Vectors A and B are then passed through two more convolutional layers to fuse the local
and global representations. Notice how the spatial resolution of the final vector remains
unchanged at this point. The authors also present an explanation of how the MobileViT
block resembles a convolution block of a CNN. For more details, please refer to the
original paper.
"""

"""
Next, we combine these blocks together and implement the MobileViT architecture (XXS
variant). The following figure (taken from the original paper) presents a schematic
representation of the architecture:

![](https://i.ibb.co/sRbVRBN/image.png)
"""


def create_mobilevit(num_classes=5):
    inputs = keras.Input((image_size, image_size, 3))
    x = layers.Rescaling(scale=1.0 / 255)(inputs)
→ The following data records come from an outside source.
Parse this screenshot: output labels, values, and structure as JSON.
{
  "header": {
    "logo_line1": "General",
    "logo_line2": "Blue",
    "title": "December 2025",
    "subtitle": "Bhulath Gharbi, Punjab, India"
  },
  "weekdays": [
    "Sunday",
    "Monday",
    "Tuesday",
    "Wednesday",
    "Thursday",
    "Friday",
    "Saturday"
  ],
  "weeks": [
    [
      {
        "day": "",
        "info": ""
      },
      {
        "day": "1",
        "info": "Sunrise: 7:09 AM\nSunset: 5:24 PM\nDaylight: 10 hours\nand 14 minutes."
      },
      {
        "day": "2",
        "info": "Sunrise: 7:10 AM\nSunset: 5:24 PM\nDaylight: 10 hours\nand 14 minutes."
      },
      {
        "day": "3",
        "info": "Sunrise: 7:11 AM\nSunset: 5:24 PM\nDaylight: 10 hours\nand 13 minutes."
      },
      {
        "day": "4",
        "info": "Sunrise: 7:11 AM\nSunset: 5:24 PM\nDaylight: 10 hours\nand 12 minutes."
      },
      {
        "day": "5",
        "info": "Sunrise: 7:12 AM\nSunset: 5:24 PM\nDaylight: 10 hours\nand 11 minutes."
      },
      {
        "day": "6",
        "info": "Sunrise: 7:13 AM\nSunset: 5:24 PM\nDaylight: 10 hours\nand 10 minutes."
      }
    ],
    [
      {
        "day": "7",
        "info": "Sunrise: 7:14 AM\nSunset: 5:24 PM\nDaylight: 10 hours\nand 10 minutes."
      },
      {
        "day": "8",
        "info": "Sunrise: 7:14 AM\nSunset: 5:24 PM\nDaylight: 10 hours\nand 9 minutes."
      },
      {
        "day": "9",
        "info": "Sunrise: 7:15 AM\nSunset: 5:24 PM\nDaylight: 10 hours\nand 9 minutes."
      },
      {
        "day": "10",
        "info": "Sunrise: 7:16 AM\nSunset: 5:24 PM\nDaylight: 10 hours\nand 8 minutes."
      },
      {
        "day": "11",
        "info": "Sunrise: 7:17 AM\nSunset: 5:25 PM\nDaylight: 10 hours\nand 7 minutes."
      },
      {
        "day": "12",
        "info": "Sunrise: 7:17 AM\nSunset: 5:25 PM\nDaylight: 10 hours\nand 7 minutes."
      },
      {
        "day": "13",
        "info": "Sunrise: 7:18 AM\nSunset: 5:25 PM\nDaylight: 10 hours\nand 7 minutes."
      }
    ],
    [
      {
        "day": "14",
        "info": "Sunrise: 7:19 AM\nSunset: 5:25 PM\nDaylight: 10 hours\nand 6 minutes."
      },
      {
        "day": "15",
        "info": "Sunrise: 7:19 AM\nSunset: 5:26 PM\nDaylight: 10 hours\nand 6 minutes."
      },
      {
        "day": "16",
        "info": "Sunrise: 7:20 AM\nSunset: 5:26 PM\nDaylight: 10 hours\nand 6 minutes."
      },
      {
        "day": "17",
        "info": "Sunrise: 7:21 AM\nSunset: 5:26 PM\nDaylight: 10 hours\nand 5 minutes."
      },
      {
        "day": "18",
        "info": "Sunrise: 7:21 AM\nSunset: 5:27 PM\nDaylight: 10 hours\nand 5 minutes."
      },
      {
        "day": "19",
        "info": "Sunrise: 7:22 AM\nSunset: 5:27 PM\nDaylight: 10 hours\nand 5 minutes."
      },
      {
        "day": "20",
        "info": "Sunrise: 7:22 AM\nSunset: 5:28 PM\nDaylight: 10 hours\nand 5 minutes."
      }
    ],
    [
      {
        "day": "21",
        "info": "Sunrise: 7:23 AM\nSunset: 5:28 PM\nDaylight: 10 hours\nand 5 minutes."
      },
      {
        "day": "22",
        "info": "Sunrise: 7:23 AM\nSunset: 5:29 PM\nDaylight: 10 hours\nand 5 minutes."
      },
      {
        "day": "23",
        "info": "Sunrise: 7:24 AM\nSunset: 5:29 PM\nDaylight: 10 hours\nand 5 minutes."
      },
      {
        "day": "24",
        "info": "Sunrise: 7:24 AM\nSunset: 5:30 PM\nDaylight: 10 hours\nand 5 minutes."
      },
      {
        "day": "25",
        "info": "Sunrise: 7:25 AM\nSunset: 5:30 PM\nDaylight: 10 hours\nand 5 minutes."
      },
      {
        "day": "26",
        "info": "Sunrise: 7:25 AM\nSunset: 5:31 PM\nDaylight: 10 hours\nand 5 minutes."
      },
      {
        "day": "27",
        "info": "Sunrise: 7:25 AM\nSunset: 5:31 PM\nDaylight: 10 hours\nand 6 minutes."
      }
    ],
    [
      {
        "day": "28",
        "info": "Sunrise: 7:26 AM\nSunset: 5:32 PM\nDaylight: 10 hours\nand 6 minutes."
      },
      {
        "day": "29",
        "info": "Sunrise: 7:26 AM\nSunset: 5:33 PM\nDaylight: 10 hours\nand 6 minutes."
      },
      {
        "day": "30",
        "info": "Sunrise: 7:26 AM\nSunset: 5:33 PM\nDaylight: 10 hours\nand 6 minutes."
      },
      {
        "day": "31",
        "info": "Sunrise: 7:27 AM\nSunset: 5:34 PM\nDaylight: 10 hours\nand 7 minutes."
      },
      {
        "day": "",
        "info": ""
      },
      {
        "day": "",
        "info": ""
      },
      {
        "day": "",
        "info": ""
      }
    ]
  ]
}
    # Initial conv-stem -> MV2 block.
    x = conv_block(x, filters=16)
    x = inverted_residual_block(
        x, expanded_channels=16 * expansion_factor, output_channels=16
    )

    # Downsampling with MV2 block.
    x = inverted_residual_block(
        x, expanded_channels=16 * expansion_factor, output_channels=24, strides=2
    )
    x = inverted_residual_block(
        x, expanded_channels=24 * expansion_factor, output_channels=24
    )
    x = inverted_residual_block(
        x, expanded_channels=24 * expansion_factor, output_channels=24
    )

    # First MV2 -> MobileViT block.
    x = inverted_residual_block(
        x, expanded_channels=24 * expansion_factor, output_channels=48, strides=2
    )
    x = mobilevit_block(x, num_blocks=2, projection_dim=64)

    # Second MV2 -> MobileViT block.
    x = inverted_residual_block(
        x, expanded_channels=64 * expansion_factor, output_channels=64, strides=2
    )
    x = mobilevit_block(x, num_blocks=4, projection_dim=80)

    # Third MV2 -> MobileViT block.
    x = inverted_residual_block(
        x, expanded_channels=80 * expansion_factor, output_channels=80, strides=2
    )
    x = mobilevit_block(x, num_blocks=3, projection_dim=96)
    x = conv_block(x, filters=320, kernel_size=1, strides=1)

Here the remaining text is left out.